Ad Familiares 10.11
Ad Familiares 10.11
Headnote
L. Munatius Plancus to Cicero, written in the territory of the Allobroges at the end of April 43 BC — Perseus dateline Scr. in Allobrogibus ex. m. Apr. a. 711 (43). Plancus has crossed the Rhone and is on the road to Mutina, his brother sent ahead with three thousand horse, when news reaches him in mid-march of the battle at Forum Gallorum and the relief of D. Brutus from the siege of Mutina. The letter is the report he sends back from the turning point: Antony is on the run, the question is now where he is heading, and the answer — that he has only Lepidus and Lepidus’s army left to him — is precisely the answer that lands the whole problem on Plancus’s desk.
The opening section returns the warmth of Cicero’s ad Fam. 10.10, the previous letter in the correspondence and the one Plancus is now answering. Cicero had done him magna officia “great services” in the Senate — proposals with unlimited gifts (the first decree of honours, moved while the case was still hypothetical), later motions trimmed to the moment, an unbroken speech on his behalf, and public quarrels with detractors. Plancus disclaims any prospect of repaying these and accepts Cicero’s own formula: it is enough that he remember them. The closing image of Cicero as the man who must tuum munus tuere, “look after your own creation,” is more candid than it sounds; Plancus is asking Cicero in the Senate to defend the loyalist Plancus he has just publicly vouched for.

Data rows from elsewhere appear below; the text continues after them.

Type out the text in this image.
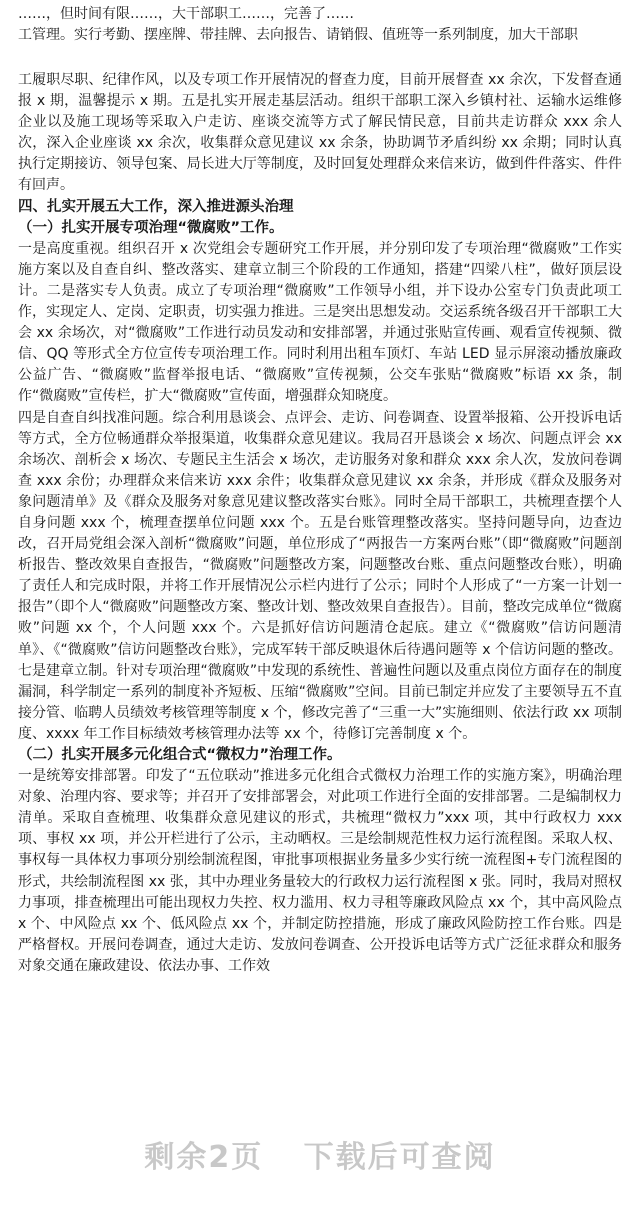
……，但时间有限……，大干部职工……，完善了……

工管理。实行考勤、摆座牌、带挂牌、去向报告、请销假、值班等一系列制度，加大干部职

工履职尽职、纪律作风，以及专项工作开展情况的督查力度，目前开展督查 xx 余次，下发督查通报 x 期，温馨提示 x 期。五是扎实开展走基层活动。组织干部职工深入乡镇村社、运输水运维修企业以及施工现场等采取入户走访、座谈交流等方式了解民情民意，目前共走访群众 xxx 余人次，深入企业座谈 xx 余次，收集群众意见建议 xx 余条，协助调节矛盾纠纷 xx 余期；同时认真执行定期接访、领导包案、局长进大厅等制度，及时回复处理群众来信来访，做到件件落实、件件有回声。

四、扎实开展五大工作，深入推进源头治理
（一）扎实开展专项治理“微腐败”工作。

一是高度重视。组织召开 x 次党组会专题研究工作开展，并分别印发了专项治理“微腐败”工作实施方案以及自查自纠、整改落实、建章立制三个阶段的工作通知，搭建“四梁八柱”，做好顶层设计。二是落实专人负责。成立了专项治理“微腐败”工作领导小组，并下设办公室专门负责此项工作，实现定人、定岗、定职责，切实强力推进。三是突出思想发动。交运系统各级召开干部职工大会 xx 余场次，对“微腐败”工作进行动员发动和安排部署，并通过张贴宣传画、观看宣传视频、微信、QQ 等形式全方位宣传专项治理工作。同时利用出租车顶灯、车站 LED 显示屏滚动播放廉政公益广告、“微腐败”监督举报电话、“微腐败”宣传视频，公交车张贴“微腐败”标语 xx 条，制作“微腐败”宣传栏，扩大“微腐败”宣传面，增强群众知晓度。

四是自查自纠找准问题。综合利用恳谈会、点评会、走访、问卷调查、设置举报箱、公开投诉电话等方式，全方位畅通群众举报渠道，收集群众意见建议。我局召开恳谈会 x 场次、问题点评会 xx 余场次、剖析会 x 场次、专题民主生活会 x 场次，走访服务对象和群众 xxx 余人次，发放问卷调查 xxx 余份；办理群众来信来访 xxx 余件；收集群众意见建议 xx 余条，并形成《群众及服务对象问题清单》及《群众及服务对象意见建议整改落实台账》。同时全局干部职工，共梳理查摆个人自身问题 xxx 个，梳理查摆单位问题 xxx 个。五是台账管理整改落实。坚持问题导向，边查边改，召开局党组会深入剖析“微腐败”问题，单位形成了“两报告一方案两台账”（即“微腐败”问题剖析报告、整改效果自查报告，“微腐败”问题整改方案，问题整改台账、重点问题整改台账），明确了责任人和完成时限，并将工作开展情况公示栏内进行了公示；同时个人形成了“一方案一计划一报告”（即个人“微腐败”问题整改方案、整改计划、整改效果自查报告）。目前，整改完成单位“微腐败”问题 xx 个，个人问题 xxx 个。六是抓好信访问题清仓起底。建立《“微腐败”信访问题清单》、《“微腐败”信访问题整改台账》，完成军转干部反映退休后待遇问题等 x 个信访问题的整改。七是建章立制。针对专项治理“微腐败”中发现的系统性、普遍性问题以及重点岗位方面存在的制度漏洞，科学制定一系列的制度补齐短板、压缩“微腐败”空间。目前已制定并应发了主要领导五不直接分管、临聘人员绩效考核管理等制度 x 个，修改完善了“三重一大”实施细则、依法行政 xx 项制度、xxxx 年工作目标绩效考核管理办法等 xx 个，待修订完善制度 x 个。

（二）扎实开展多元化组合式“微权力”治理工作。

一是统筹安排部署。印发了“五位联动”推进多元化组合式微权力治理工作的实施方案》，明确治理对象、治理内容、要求等；并召开了安排部署会，对此项工作进行全面的安排部署。二是编制权力清单。采取自查梳理、收集群众意见建议的形式，共梳理“微权力”xxx 项，其中行政权力 xxx 项、事权 xx 项，并公开栏进行了公示，主动晒权。三是绘制规范性权力运行流程图。采取人权、事权每一具体权力事项分别绘制流程图，审批事项根据业务量多少实行统一流程图+专门流程图的形式，共绘制流程图 xx 张，其中办理业务量较大的行政权力运行流程图 x 张。同时，我局对照权力事项，排查梳理出可能出现权力失控、权力滥用、权力寻租等廉政风险点 xx 个，其中高风险点 x 个、中风险点 xx 个、低风险点 xx 个，并制定防控措施，形成了廉政风险防控工作台账。四是严格督权。开展问卷调查，通过大走访、发放问卷调查、公开投诉电话等方式广泛征求群众和服务对象交通在廉政建设、依法办事、工作效

剩余2页 下载后可查阅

The military middle section is the practical heart of the letter. Plancus has halted in the country of the Allobroges to keep his options open: if Antony comes through stripped of forces, Plancus can handle him alone even should Lepidus’s army take him in; if Antony brings serious forces, and especially if the Tenth Legion (Caesar’s old veterans, whom Plancus had been instrumental in calling back to the colours) reverts to its former allegiance, then Plancus needs the Senate’s armies sent across to him from Italy. The third section is the political overlay: Plancus is working on Lepidus, with his brother and Laterensis and Furnius as intermediaries, and is willing to work even with personal enemies for the sake of the cause. The last clause — “and if I gain nothing by it, I shall still satisfy you, none the less, with the greatest spirit and perhaps with the greater glory to myself” — carries the shape of a man who already sees how the gambit may fail. Within weeks Lepidus will join Antony, and Plancus, after a further hesitation, will follow.